Dairy products are recommended by experts as a part of a healthy diet as they provide essential nutrients for good health.

They naturally contain fats, including saturated fat which has been  suggested to increase the risk of heart disease. As a result the advice for decades has been to limit saturated fat from all food sources and preferentially choose low-fat dairy products. However increasing evidence suggests the bad reputation of full-fat dairy may be unjustified.

"Dairy fats do offer some benefits. For example some dairy products help to carry fat-soluble vitamins, including vitamin A – an essential nutrient that is important for vision, immune function and cell growth."
Why is fat important?

Fat plays an important role in your diet by providing energy and essential building blocks for cells in the body. It also carries and helps absorb the fat soluble vitamins A, D, E and K. 

Fats include a large variety of lipid components, and are often broadly divided into unsaturated fats and saturated fats. Unsaturated fats have been linked to a reduced risk of cardiovascular disease, while saturated fats have been suggested to increase risk. Although more recently this stance has been highly debated among experts with some challenging the link between saturated fat and cardiovascular disease.

Did you know dairy is a natural source of fat?

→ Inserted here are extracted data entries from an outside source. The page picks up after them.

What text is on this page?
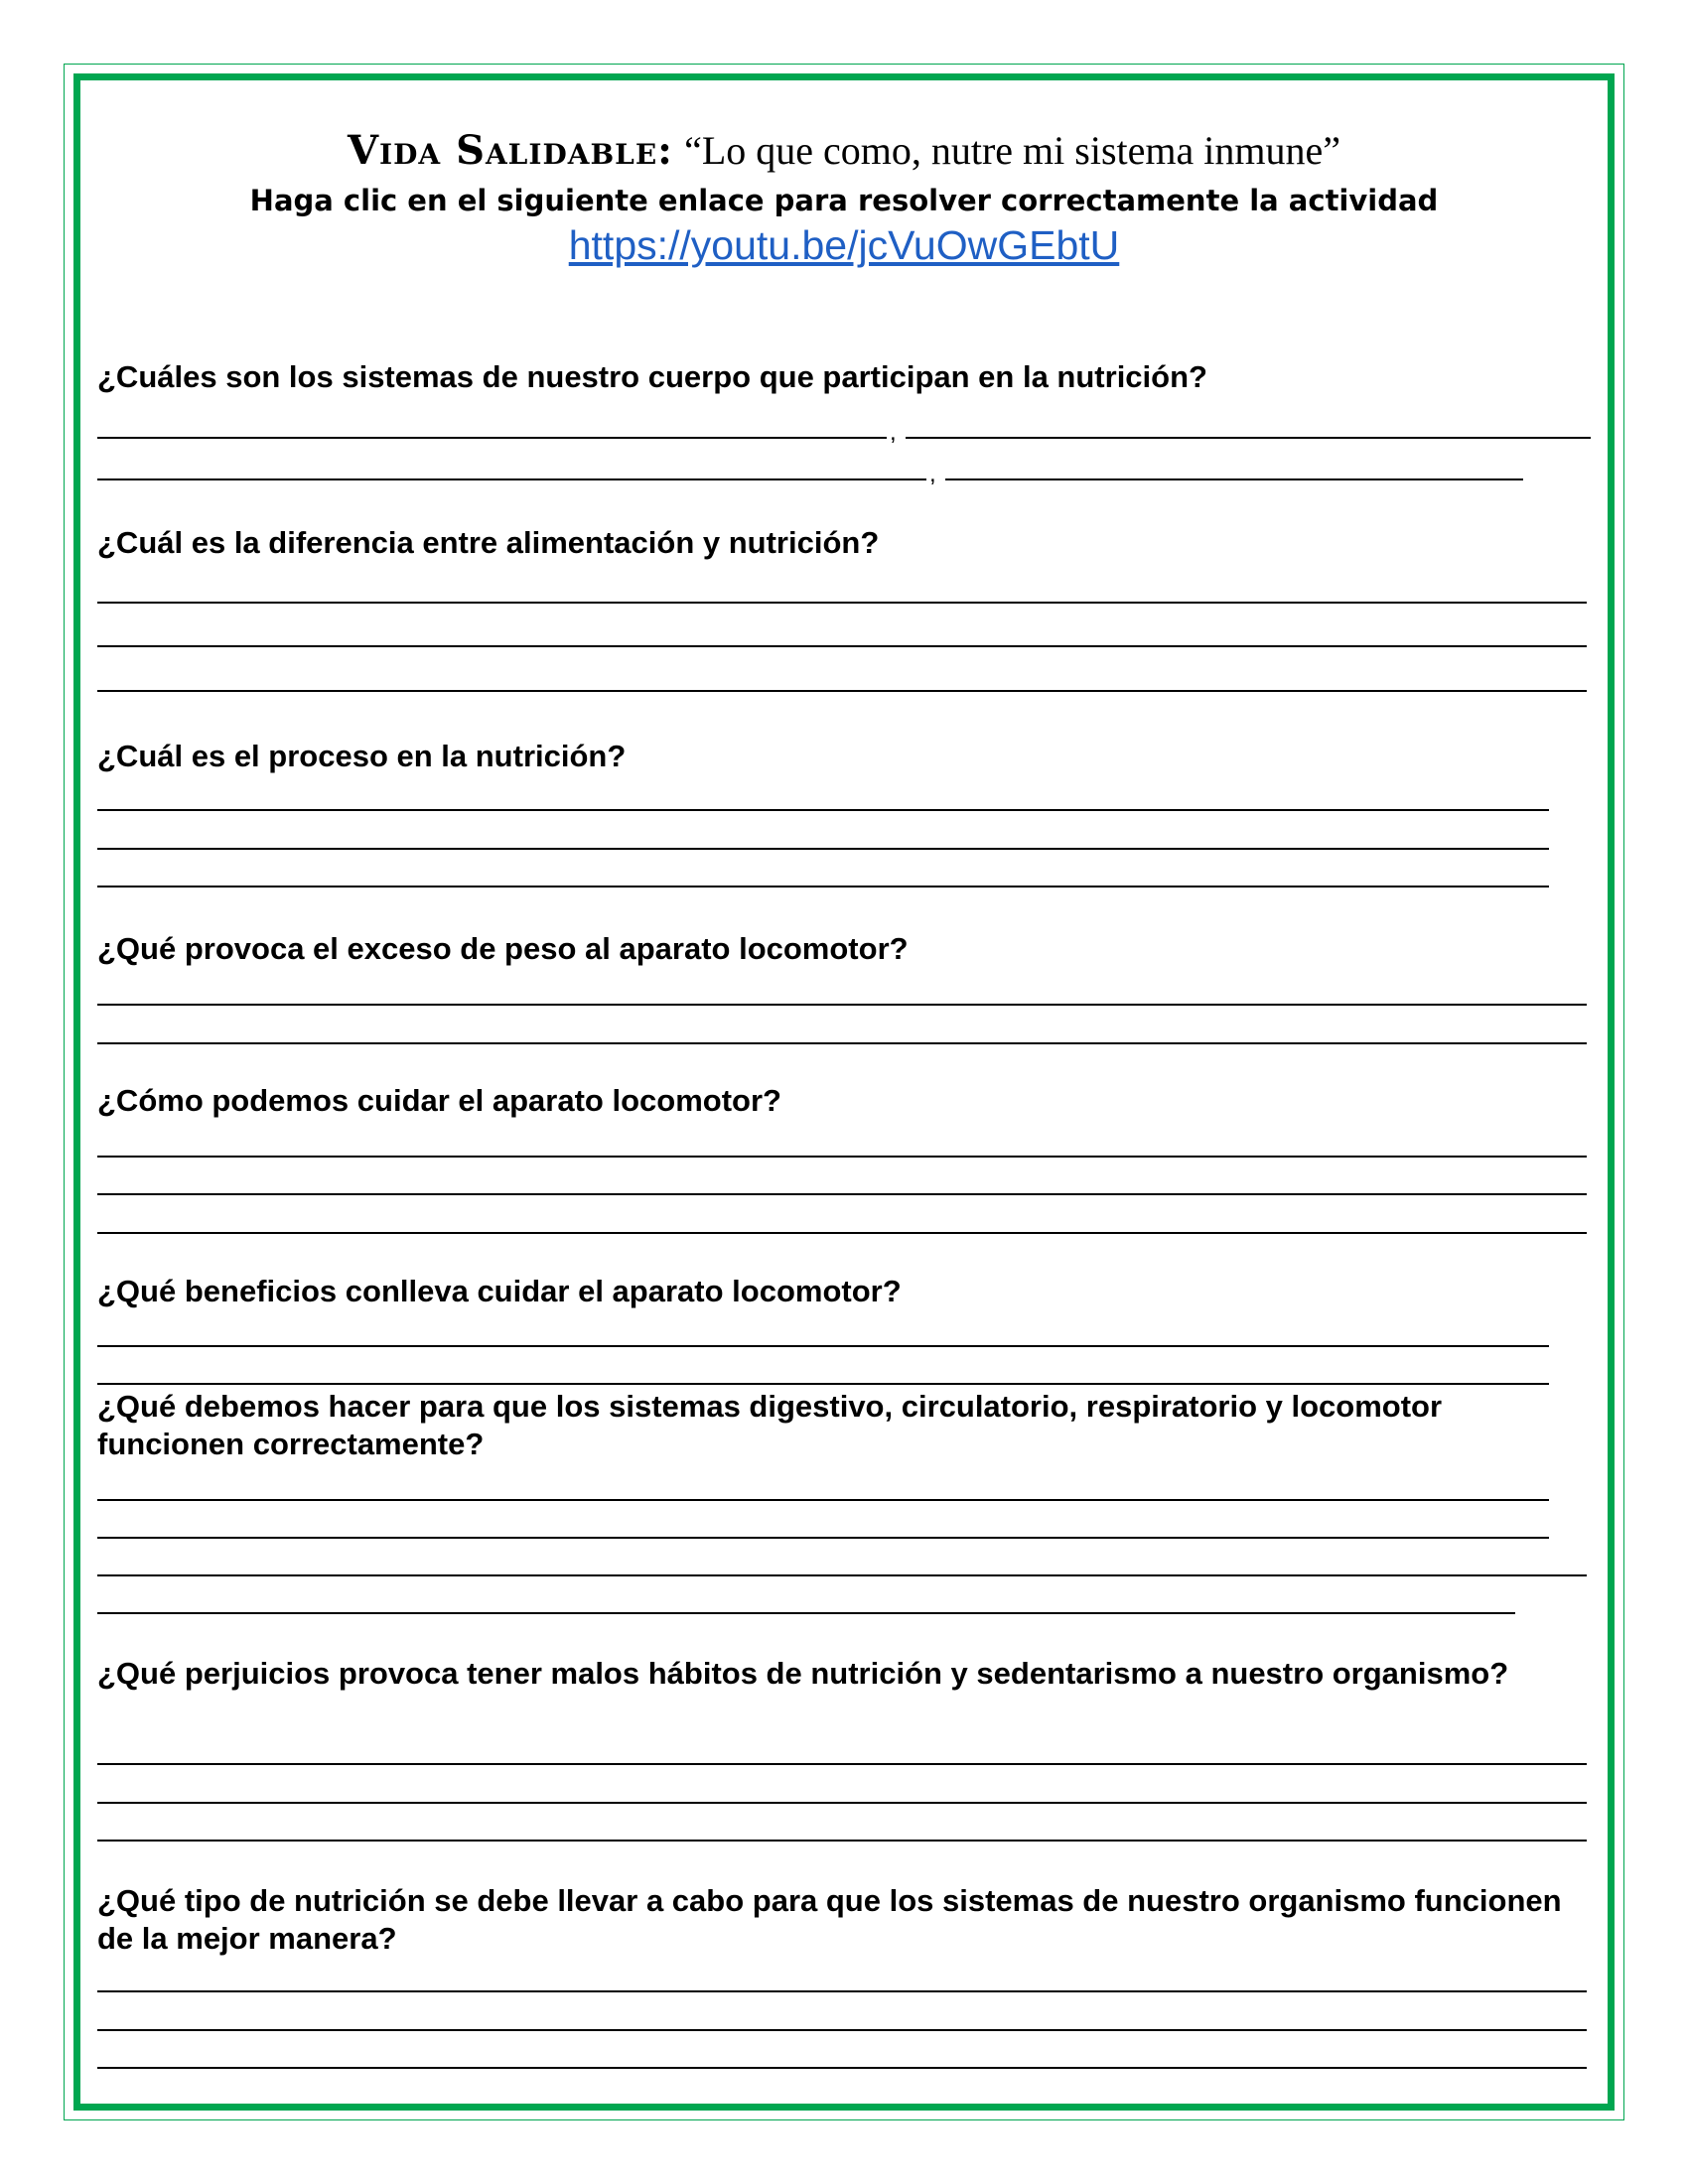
Vida Salidable: “Lo que como, nutre mi sistema inmune”
Haga clic en el siguiente enlace para resolver correctamente la actividad
https://youtu.be/jcVuOwGEbtU
¿Cuáles son los sistemas de nuestro cuerpo que participan en la nutrición?
,
,
¿Cuál es la diferencia entre alimentación y nutrición?
¿Cuál es el proceso en la nutrición?
¿Qué provoca el exceso de peso al aparato locomotor?
¿Cómo podemos cuidar el aparato locomotor?
¿Qué beneficios conlleva cuidar el aparato locomotor?
¿Qué debemos hacer para que los sistemas digestivo, circulatorio, respiratorio y locomotor funcionen correctamente?
¿Qué perjuicios provoca tener malos hábitos de nutrición y sedentarismo a nuestro organismo?
¿Qué tipo de nutrición se debe llevar a cabo para que los sistemas de nuestro organismo funcionen de la mejor manera?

Milk naturally contains around 4% fat, up to around one third of which is unsaturated fat and the rest is saturated. The fat content varies between dairy foods, with some products such as cream, butter and cheese being more concentrated sources of dairy fat.  

Dairy fats do offer some benefits. For example some dairy products help to carry fat-soluble vitamins, including vitamin A – an essential nutrient that is important for vision, immune function and cell growth.  

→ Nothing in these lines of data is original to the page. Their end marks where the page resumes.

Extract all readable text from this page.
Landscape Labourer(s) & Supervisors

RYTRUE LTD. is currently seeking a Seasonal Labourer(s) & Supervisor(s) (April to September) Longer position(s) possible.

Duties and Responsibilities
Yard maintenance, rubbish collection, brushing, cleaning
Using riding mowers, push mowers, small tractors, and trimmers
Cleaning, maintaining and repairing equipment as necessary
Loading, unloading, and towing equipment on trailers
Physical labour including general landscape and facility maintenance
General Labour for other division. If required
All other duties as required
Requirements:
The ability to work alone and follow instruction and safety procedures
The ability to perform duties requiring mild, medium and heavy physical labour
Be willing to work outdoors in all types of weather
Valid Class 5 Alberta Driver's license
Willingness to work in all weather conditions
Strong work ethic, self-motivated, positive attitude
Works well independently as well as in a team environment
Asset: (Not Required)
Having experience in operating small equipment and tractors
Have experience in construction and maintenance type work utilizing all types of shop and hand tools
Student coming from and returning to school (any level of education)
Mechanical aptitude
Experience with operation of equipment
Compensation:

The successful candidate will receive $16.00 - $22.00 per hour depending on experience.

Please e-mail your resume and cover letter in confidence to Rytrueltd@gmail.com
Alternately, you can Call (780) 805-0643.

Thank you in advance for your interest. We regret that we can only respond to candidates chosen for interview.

For many years, full-fat milk and high-fat dairy foods such as cheese have been seen as something that needs to be minimised due to its saturated fat content. But the view that full-fat dairy is bad for the heart has been challenged by international experts, with some calling for dietary guidelines to no longer focus on low-fat dairy foods.

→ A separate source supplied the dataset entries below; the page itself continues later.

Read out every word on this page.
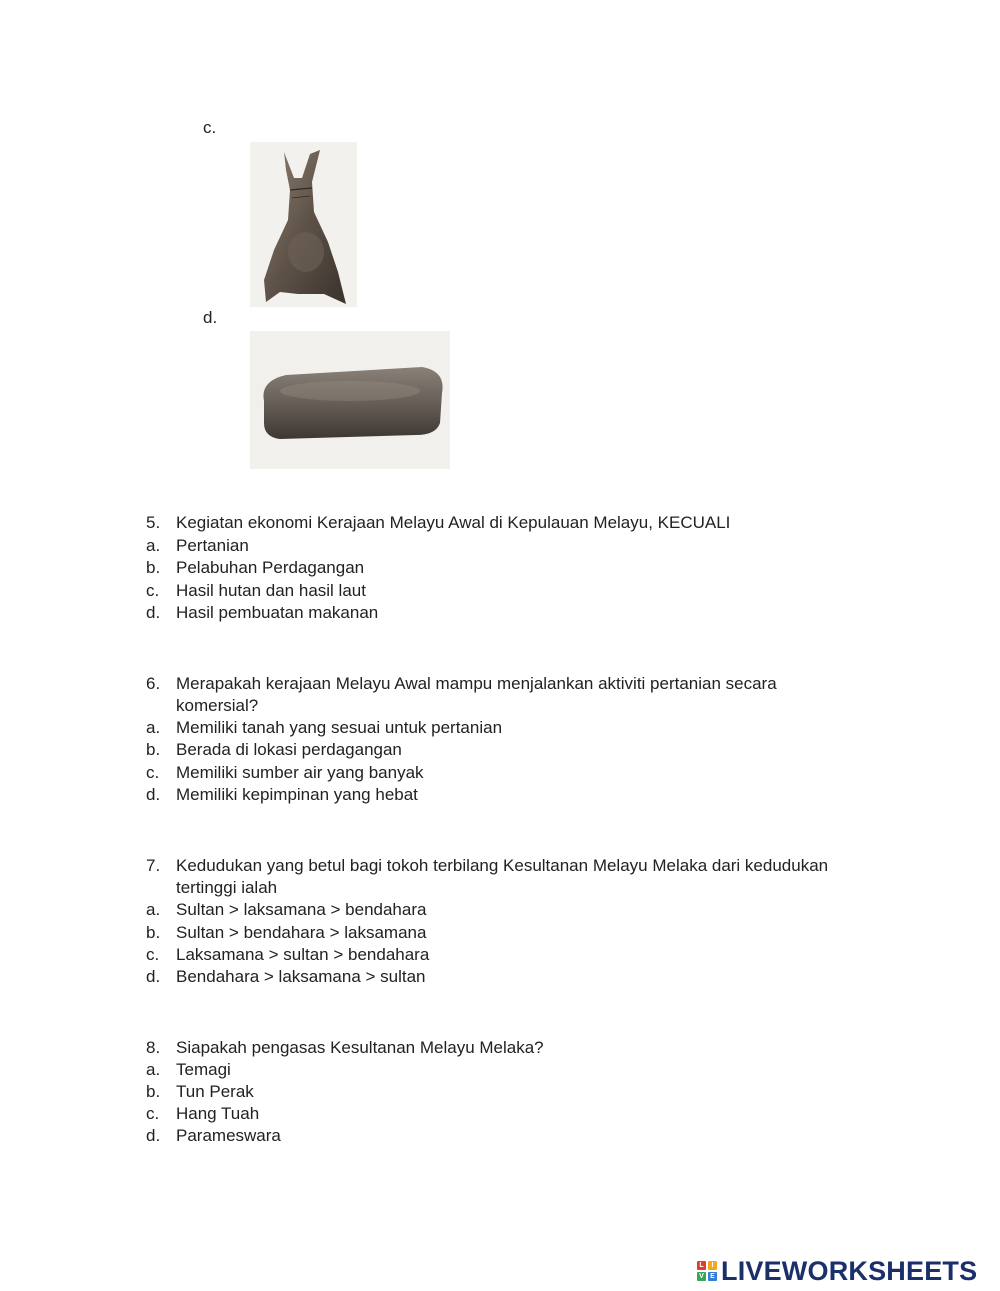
c.
d.
5. Kegiatan ekonomi Kerajaan Melayu Awal di Kepulauan Melayu, KECUALI
a. Pertanian
b. Pelabuhan Perdagangan
c. Hasil hutan dan hasil laut
d. Hasil pembuatan makanan
6. Merapakah kerajaan Melayu Awal mampu menjalankan aktiviti pertanian secara
komersial?
a. Memiliki tanah yang sesuai untuk pertanian
b. Berada di lokasi perdagangan
c. Memiliki sumber air yang banyak
d. Memiliki kepimpinan yang hebat
7. Kedudukan yang betul bagi tokoh terbilang Kesultanan Melayu Melaka dari kedudukan
tertinggi ialah
a. Sultan > laksamana > bendahara
b. Sultan > bendahara > laksamana
c. Laksamana > sultan > bendahara
d. Bendahara > laksamana > sultan
8. Siapakah pengasas Kesultanan Melayu Melaka?
a. Temagi
b. Tun Perak
c. Hang Tuah
d. Parameswara
L	I
V E LIVEWORKSHEETS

How does full-fat dairy impact your heart?

Growing evidence suggests dairy consumption, including full-fat dairy, does not increase the risk of cardiovascular disease in the general population, despite its saturated fat content. Even cheese, which is high in fat, is not associated with a higher risk of heart disease or stroke. 

Some experts now believe that it was too simplistic to suggest that full-fat dairy is bad for cardiovascular health because it contains saturated fat. It is increasingly acknowledged that the overall food matrix, including other nutrients, influences how a food affects cardiovascular health. Milk and dairy products provide a whole package of nutrients, and the effect of dairy foods on cardiovascular health would be influenced by the entirety of nutrients present rather than simply by its fat content. So rather than looking at a single nutrient, it’s important to look at the effect of a whole food. And it’s now becoming clear that dairy foods such as milk, cheese and yoghurt do not appear to negatively impact cardiovascular health. It’s important to remember though that people with a history of heart disease should consult with their health professional for dietary advice about their specific needs.

Butter is okay for you– but in moderation

Some high fat dairy foods such as butter and cream are not recommended as one of your two to three serves of dairy a day as they are high in fat while providing little dairy nutrition. They are used in cooking and baking or as a delicious bread spread, providing a unique flavour that is difficult to replicate with products that are often used as substitutes.  

Butter in particular has been shunned by dietary guidelines due to its saturated fat content. But recent evidence suggested that up to 14g of butter per day (about 1 tablespoon) was not associated with a higher risk of disease, suggesting a small amount can be part of a healthy balanced diet for the general population.  A balanced diet includes mainly fruit and vegetables, as well as wholegrains, dairy and other protein sources, and also sources of unsaturated fats such as plant oils, nuts and avocadoes as they support heart health.  

Butter – natural and delicious

Butter is made from all natural ingredients: fresh cream separated from cow’s milk and sometimes salt. That’s it. This makes butter a great choice for those wanting a natural product. New Zealand butter is renowned for its golden colour. This is because New Zealand cows graze on fresh pastures, which increases the beta-carotene content in milk fat compared to cows fed predominantly on grain.  

In conclusion, evidence suggests that for most of us dairy products including full-fat varieties can be part of a heart healthy diet. Dairy products such as milk, cheese and yoghurt are packed with essential nutrients and consuming two to three serves of dairy a day supports good health. Even butter can be consumed in a healthy balanced diet, just make sure you do so in moderation.